Background
The discovery of receptor activator of nuclear factor-ĸB ligand (RANKL) as the final effector in the pathogenesis of osteoporosis has led to a better understanding of bone remodeling. When RANKL binds to its receptor (RANK), osteoclastic differentiation and activation are initiated. Herein, we propose a strategy using a novel RANKL variant as a competitive inhibitor for RANKL. The RANKL variant activates LGR4 signaling, which competitively regulates RANK and acts as an immunogen that induces anti-RANKL antibody production.
Conclusions
We observed that the novel RANKL indeed blocks RANKL via LGR4 signaling and generates anti-RANKL antibodies, demonstrating an innovative strategy in the development of general immunotherapy.
Methods
We modified the RANK-binding site on RANKL using minimal amino acid changes in the RANKL complex and its counterpart receptor RANK and tried to evaluate the inhibitory effects on osteoclastogenesis.
Results
The novel RANKL variant did not bind RANK in osteoclast progenitor cells, but activated LGR4 through the GSK3-β signaling pathway, thereby suppressing activated T cell cytoplasmic nuclear factor calcineurin-dependent 1 (NFATc1) expression and activity during osteoclastogenesis.
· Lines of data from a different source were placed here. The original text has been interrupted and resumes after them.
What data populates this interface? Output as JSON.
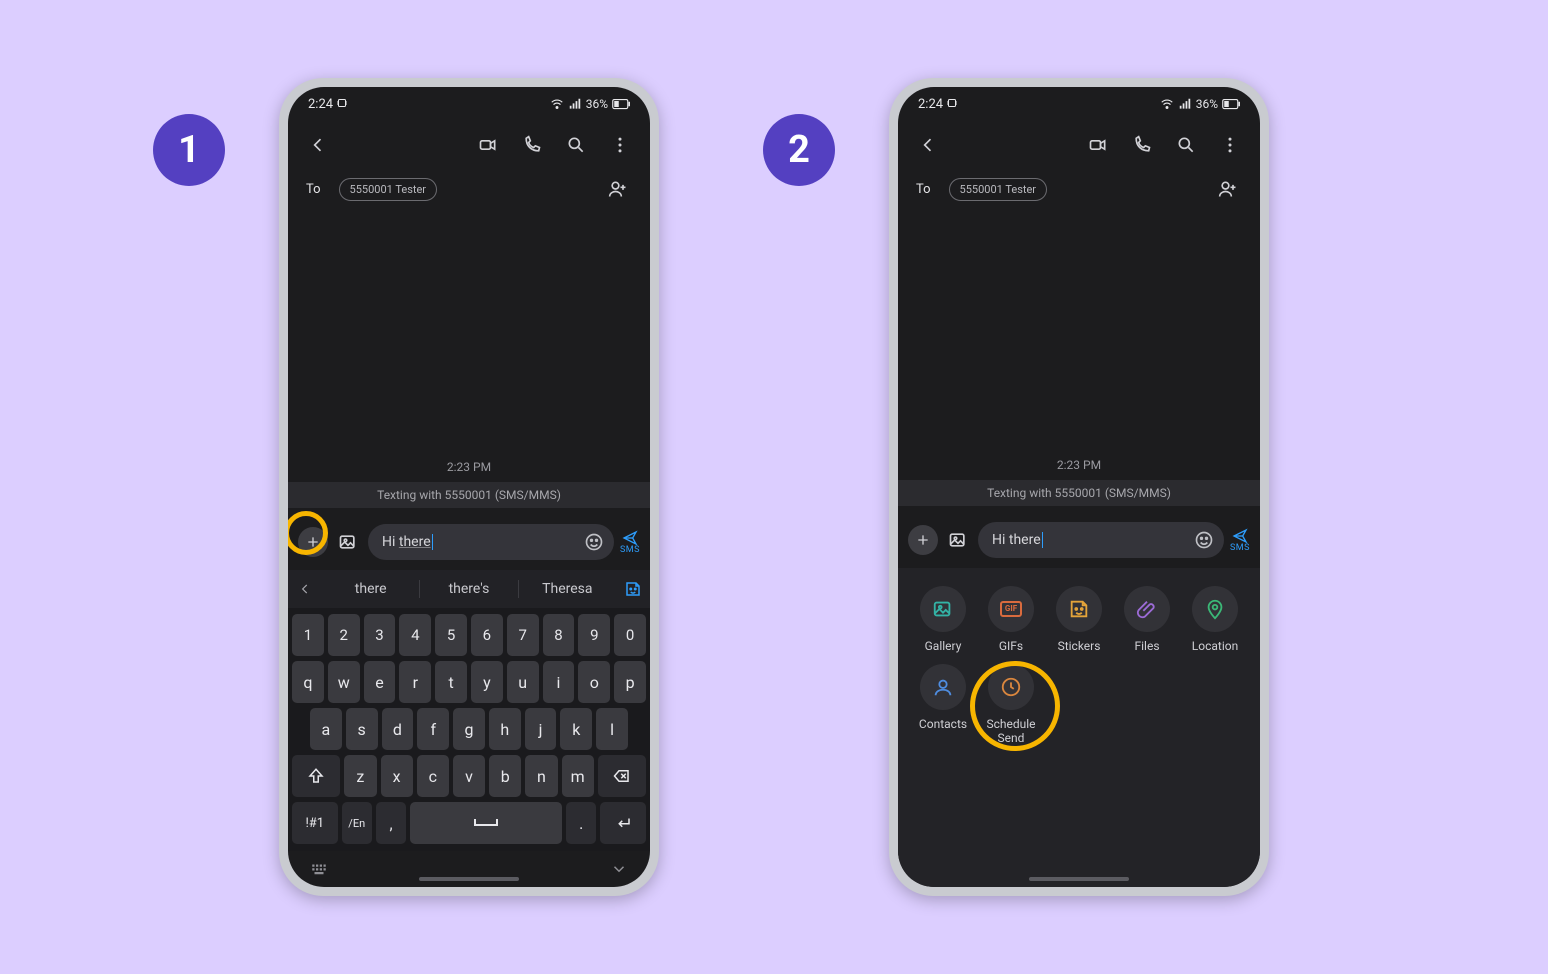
{
  "steps": {
    "one": "1",
    "two": "2"
  },
  "status": {
    "time": "2:24",
    "battery_pct": "36%"
  },
  "recipient": {
    "to_label": "To",
    "chip": "5550001 Tester"
  },
  "conversation": {
    "time": "2:23 PM",
    "banner": "Texting with 5550001 (SMS/MMS)"
  },
  "compose": {
    "text_prefix": "Hi ",
    "text_underlined": "there",
    "send_label": "SMS"
  },
  "suggestions": {
    "s1": "there",
    "s2": "there's",
    "s3": "Theresa"
  },
  "keyboard": {
    "row_num": [
      "1",
      "2",
      "3",
      "4",
      "5",
      "6",
      "7",
      "8",
      "9",
      "0"
    ],
    "row_q": [
      "q",
      "w",
      "e",
      "r",
      "t",
      "y",
      "u",
      "i",
      "o",
      "p"
    ],
    "row_a": [
      "a",
      "s",
      "d",
      "f",
      "g",
      "h",
      "j",
      "k",
      "l"
    ],
    "row_z": [
      "z",
      "x",
      "c",
      "v",
      "b",
      "n",
      "m"
    ],
    "sym_key": "!#1",
    "lang_key": "/En",
    "comma": ",",
    "period": "."
  },
  "attachments": {
    "gallery": "Gallery",
    "gifs": "GIFs",
    "gif_badge": "GIF",
    "stickers": "Stickers",
    "files": "Files",
    "location": "Location",
    "contacts": "Contacts",
    "schedule": "Schedule Send"
  }
}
Our RANKL variant generated high levels of RANKL-specific antibodies, blocked osteoclastogenesis, and inhibited osteoporosis in ovariectomized mouse models. Generated anti-RANKL antibodies showed a high inhibitory effect on osteoclastogenesis in vivo and in vitro. Conclusions: We observed that the novel RANKL indeed blocks RANKL via LGR4 signaling and generates anti-RANKL antibodies, demonstrating an innovative strategy in the development of general immunotherapy.